Jared confronts the Palpable and Quite Distasteful

Food is a big fat pleasure and passion of mine. I am also known to have quite a lot to say about sustainability and environmental impact. Over the years, I have been a huge supporter of ‘local, seasonal and sustainable’ branding. Those words have been on my menus since a long way back.

Interestingly, as the years have gone by there has been a very distinct shift from ‘Sustainability’ being solely the realm of the politically motivated to becoming a much more mainstream concept.
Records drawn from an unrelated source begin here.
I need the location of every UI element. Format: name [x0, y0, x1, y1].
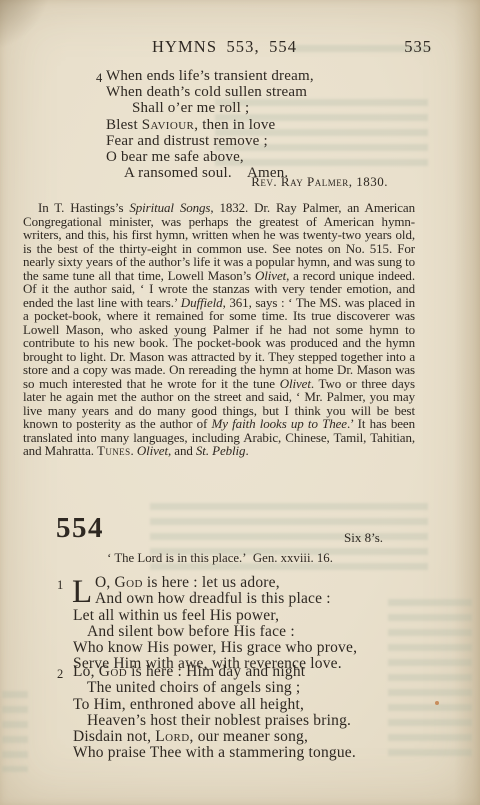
text-run: St. Peblig [196, 443, 246, 458]
hymn-line: Who praise Thee with a stammering tongue… [55, 745, 356, 761]
text-run: Fear and distrust remove ; [106, 133, 268, 149]
scripture-reference: ‘ The Lord is in this place.’ Gen. xxvii… [0, 551, 440, 566]
hymn-number: 554 [56, 512, 104, 545]
text-run: Who praise Thee with a stammering tongue… [73, 744, 356, 761]
bleed-through-artifact [2, 688, 28, 772]
hymn-line: O, God is here : let us adore, [55, 575, 357, 591]
verse-number: 1 [57, 577, 63, 593]
text-run: Olivet [137, 443, 168, 458]
hymn-line: Blest Saviour, then in love [94, 117, 314, 133]
text-run: , our meaner song, [190, 728, 309, 745]
text-run: Lo, [73, 663, 99, 680]
scan-speck-artifact [435, 701, 439, 705]
text-run: Let all within us feel His power, [73, 607, 279, 624]
text-run: Disdain not, [73, 728, 155, 745]
text-run: Who know His power, His grace who prove, [73, 639, 357, 656]
text-run: Saviour [142, 117, 195, 133]
hymn-line: And silent bow before His face : [55, 624, 357, 640]
verse-number: 2 [57, 666, 63, 682]
scan-edge-shadow [454, 0, 480, 805]
hymn-note-paragraph: In T. Hastings’s Spiritual Songs, 1832. … [23, 201, 415, 458]
hymn-line: Heaven’s host their noblest praises brin… [55, 713, 356, 729]
hymn-line: Let all within us feel His power, [55, 608, 357, 624]
text-run: To Him, enthroned above all height, [73, 696, 304, 713]
hymn-554-verse-2: 2Lo, God is here : Him day and nightThe … [55, 664, 356, 762]
text-run: is here : Him day and night [127, 663, 305, 680]
text-run: And silent bow before His face : [87, 623, 295, 640]
hymn-line: And own how dreadful is this place : [55, 591, 357, 607]
hymn-line: Fear and distrust remove ; [94, 133, 314, 149]
hymn-line: Disdain not, Lord, our meaner song, [55, 729, 356, 745]
hymn-line: Shall o’er me roll ; [94, 100, 314, 116]
text-run: Blest [106, 117, 142, 133]
text-run: God [115, 574, 143, 591]
text-run: . [245, 443, 248, 458]
hymn-554-verse-1: 1LO, God is here : let us adore,And own … [55, 575, 357, 673]
dropcap-letter: L [72, 576, 92, 609]
hymn-line: To Him, enthroned above all height, [55, 697, 356, 713]
text-run: , and [168, 443, 196, 458]
text-run: is here : let us adore, [143, 574, 280, 591]
meter-label: Six 8’s. [344, 530, 383, 546]
hymn-line: O bear me safe above, [94, 149, 314, 165]
hymn-line: When ends life’s transient dream, [94, 68, 314, 84]
text-run: O, [95, 574, 115, 591]
page-number: 535 [404, 37, 432, 57]
text-run: When ends life’s transient dream, [106, 68, 314, 84]
text-run: And own how dreadful is this place : [95, 590, 331, 607]
text-run: Shall o’er me roll ; [132, 100, 249, 116]
text-run: O bear me safe above, [106, 149, 244, 165]
text-run: Heaven’s host their noblest praises brin… [87, 712, 351, 729]
text-run: The united choirs of angels sing ; [87, 679, 300, 696]
hymn-line: When death’s cold sullen stream [94, 84, 314, 100]
author-attribution: Rev. Ray Palmer, 1830. [251, 174, 388, 190]
verse-number: 4 [96, 70, 102, 86]
text-run: God [99, 663, 127, 680]
text-run: Lord [155, 728, 189, 745]
hymn-line: The united choirs of angels sing ; [55, 680, 356, 696]
hymn-line: Lo, God is here : Him day and night [55, 664, 356, 680]
hymn-553-verse-4: 4When ends life’s transient dream,When d… [94, 68, 314, 181]
hymn-line: Who know His power, His grace who prove, [55, 640, 357, 656]
running-header: HYMNS 553, 554 535 [0, 37, 480, 57]
text-run: When death’s cold sullen stream [106, 84, 307, 100]
book-page: HYMNS 553, 554 535 4When ends life’s tra… [0, 0, 480, 805]
page-title: HYMNS 553, 554 [152, 37, 297, 57]
text-run: Tunes [97, 443, 130, 458]
text-run: , then in love [194, 117, 275, 133]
As this has happened we see big companies starting to cash in on environmentalism, ‘greenwashing’ their products and brands.

I was recently talking with a distribution company that prides itself on a direct ‘farmer to plate’ ethos.They mentioned that it was getting harder to compete in the space because the ‘local, seasonal and sustainable’ market is getting more competitive…HOW COOL IS THAT!? Unfortunately, this is not the response the distributors were looking for.
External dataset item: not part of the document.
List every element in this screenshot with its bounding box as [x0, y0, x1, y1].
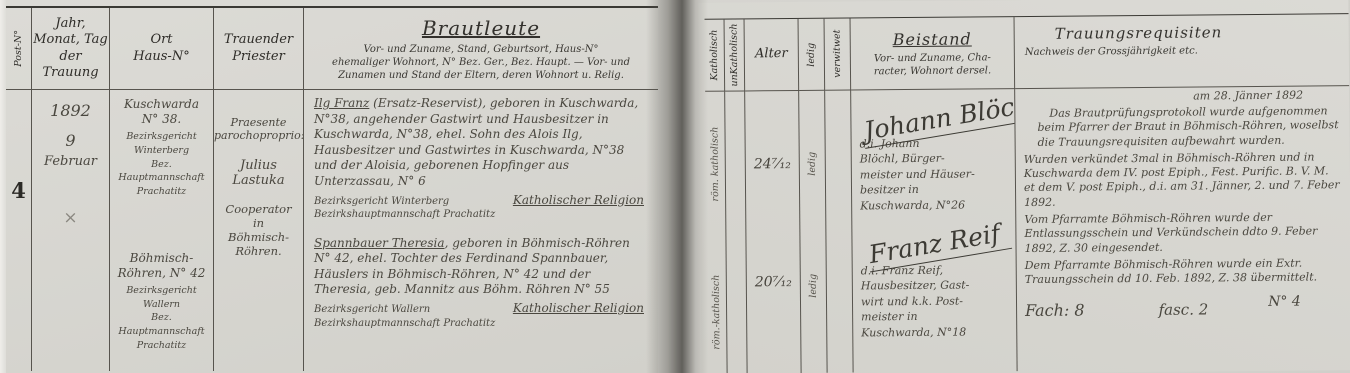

I started believing in the environmentally ethical values because they are bloody important to our future, and the future of our food supply – not because I was interested in making money. I was a bit stupid back then, not because I now necessarily think that money is the end goal (there are too many untenable virtues that cash can’t measure), rather because unless someone is making proper money from something it will not gain traction. As they say, business is in the business of staying in business.

Impassioned rhetoric without achieving anything is the realm of fools, fairies and politicians. If you want to make the world a better place make a chunk of cash at the same time, and just see how that mobilises a whole bunch of people to get on board.

I see now that there is a section of the environmentalist and politically motivated community that has a hard time with accepting this; large companies are now scorned for ‘cashing in’ on exactly what environmentalists and hipsters wanted them to do in the first place. The irony of these complaints is palpable and quite distasteful when the broken-backed farmer, after tiling in their organic, free-range fields, are cooking the meals of well fed, healthy, Eastern-Suburb environmentalist foodies (and Inner Westies too) who want yet another quirky dining experience to critique and pontificate on.